A Câmara Municipal de Jaraguá do Sul aprovou, na sessão desta segunda-feira (27), uma moção de autoria do vereador Cani (PL) que solicita ao Governo de Santa Catarina a realização de estudos para avaliar a viabilidade de um Hospital Estadual de Atenção Integral às Pessoas com Doenças Raras.
A moção não pede a construção imediata da unidade nem define o município que a receberia. O texto solicita que o Estado conduza estudos técnicos, epidemiológicos, assistenciais, estruturais, financeiros e orçamentários antes de decidir sobre a implantação.
O que a proposta prevê
Segundo o texto aprovado, o hospital seria integrado a um centro de pesquisa, ensino, diagnóstico genético e inovação em saúde, com capacidade para atender pacientes de todas as regiões do estado.
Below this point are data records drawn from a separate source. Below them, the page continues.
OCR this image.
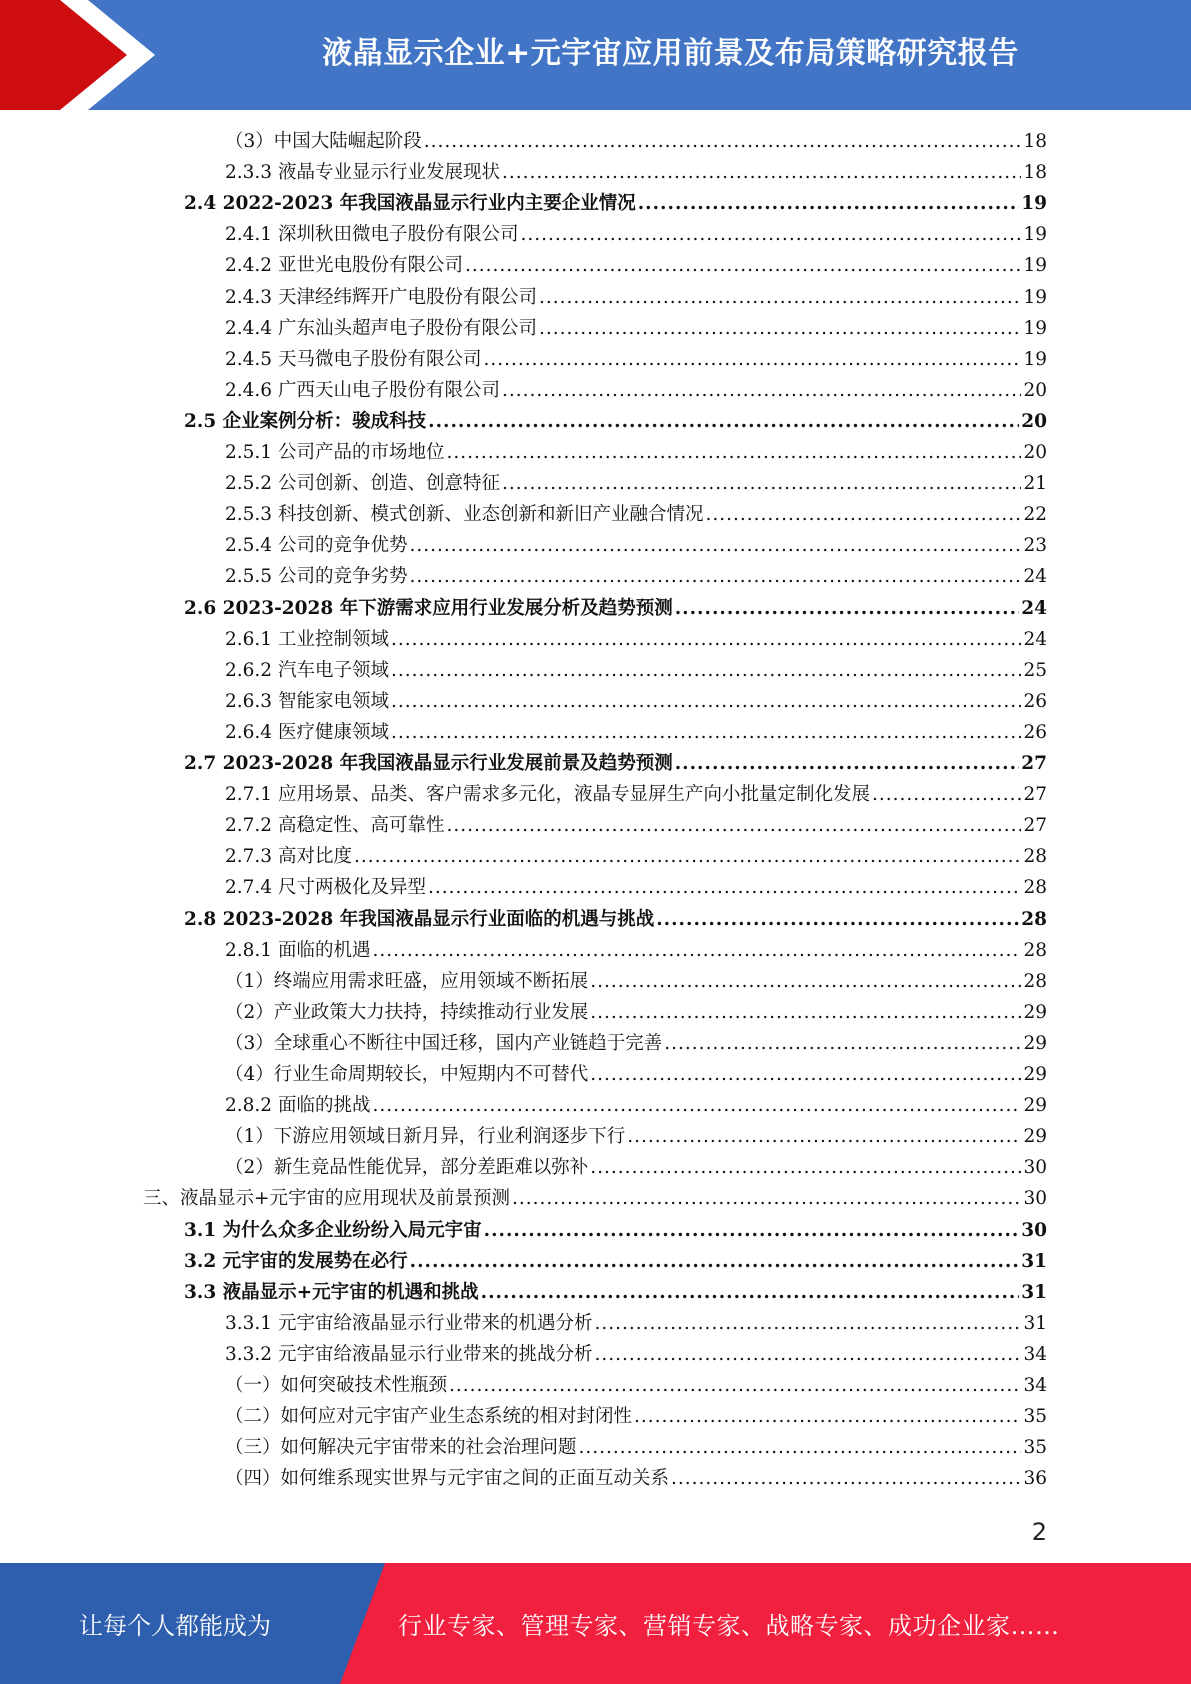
液晶显示企业+元宇宙应用前景及布局策略研究报告
（3）中国大陆崛起阶段 .....	18
2.3.3 液晶专业显示行业发展现状 .....	18
2.4 2022-2023 年我国液晶显示行业内主要企业情况 .....	19
2.4.1 深圳秋田微电子股份有限公司 .....	19
2.4.2 亚世光电股份有限公司 .....	19
2.4.3 天津经纬辉开广电股份有限公司 .....	19
2.4.4 广东汕头超声电子股份有限公司 .....	19
2.4.5 天马微电子股份有限公司 .....	19
2.4.6 广西天山电子股份有限公司 .....	20
2.5 企业案例分析：骏成科技 .....	20
2.5.1 公司产品的市场地位 .....	20
2.5.2 公司创新、创造、创意特征 .....	21
2.5.3 科技创新、模式创新、业态创新和新旧产业融合情况 .....	22
2.5.4 公司的竞争优势 .....	23
2.5.5 公司的竞争劣势 .....	24
2.6 2023-2028 年下游需求应用行业发展分析及趋势预测 .....	24
2.6.1 工业控制领域 .....	24
2.6.2 汽车电子领域 .....	25
2.6.3 智能家电领域 .....	26
2.6.4 医疗健康领域 .....	26
2.7 2023-2028 年我国液晶显示行业发展前景及趋势预测 .....	27
2.7.1 应用场景、品类、客户需求多元化，液晶专显屏生产向小批量定制化发展 .....	27
2.7.2 高稳定性、高可靠性 .....	27
2.7.3 高对比度 .....	28
2.7.4 尺寸两极化及异型 .....	28
2.8 2023-2028 年我国液晶显示行业面临的机遇与挑战 .....	28
2.8.1 面临的机遇 .....	28
（1）终端应用需求旺盛，应用领域不断拓展 .....	28
（2）产业政策大力扶持，持续推动行业发展 .....	29
（3）全球重心不断往中国迁移，国内产业链趋于完善 .....	29
（4）行业生命周期较长，中短期内不可替代 .....	29
2.8.2 面临的挑战 .....	29
（1）下游应用领域日新月异，行业利润逐步下行 .....	29
（2）新生竞品性能优异，部分差距难以弥补 .....	30
三、液晶显示+元宇宙的应用现状及前景预测 .....	30
3.1 为什么众多企业纷纷入局元宇宙 .....	30
3.2 元宇宙的发展势在必行 .....	31
3.3 液晶显示+元宇宙的机遇和挑战 .....	31
3.3.1 元宇宙给液晶显示行业带来的机遇分析 .....	31
3.3.2 元宇宙给液晶显示行业带来的挑战分析 .....	34
（一）如何突破技术性瓶颈 .....	34
（二）如何应对元宇宙产业生态系统的相对封闭性 .....	35
（三）如何解决元宇宙带来的社会治理问题 .....	35
（四）如何维系现实世界与元宇宙之间的正面互动关系 .....	36
2
让每个人都能成为	行业专家、管理专家、营销专家、战略专家、成功企业家……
Entre os pontos que o estudo deverá analisar estão:
- a demanda estadual por atendimento especializado;
- custos de implantação e manutenção;
- modelo assistencial e estrutura para atendimentos ambulatoriais, hospitalares, multiprofissionais e de alta complexidade;
- oferta de diagnóstico clínico, laboratorial e genético, medicina de precisão, aconselhamento genético, reabilitação e apoio psicossocial a pacientes e familiares;
- criação de programas de formação de profissionais de saúde e de um centro de pesquisa e inovação na área.
A moção também sugere parcerias com universidades, hospitais universitários, instituições de pesquisa, organizações da sociedade civil e centros de excelência nacionais e internacionais — com destaque para uma possível cooperação técnica com a Casa dos Raros, instituição de referência nacional localizada em Flores da Cunha (RS).
A escolha do futuro local, caso o projeto avance, deverá seguir critérios técnicos, epidemiológicos, logísticos, estruturais, populacionais e de acessibilidade.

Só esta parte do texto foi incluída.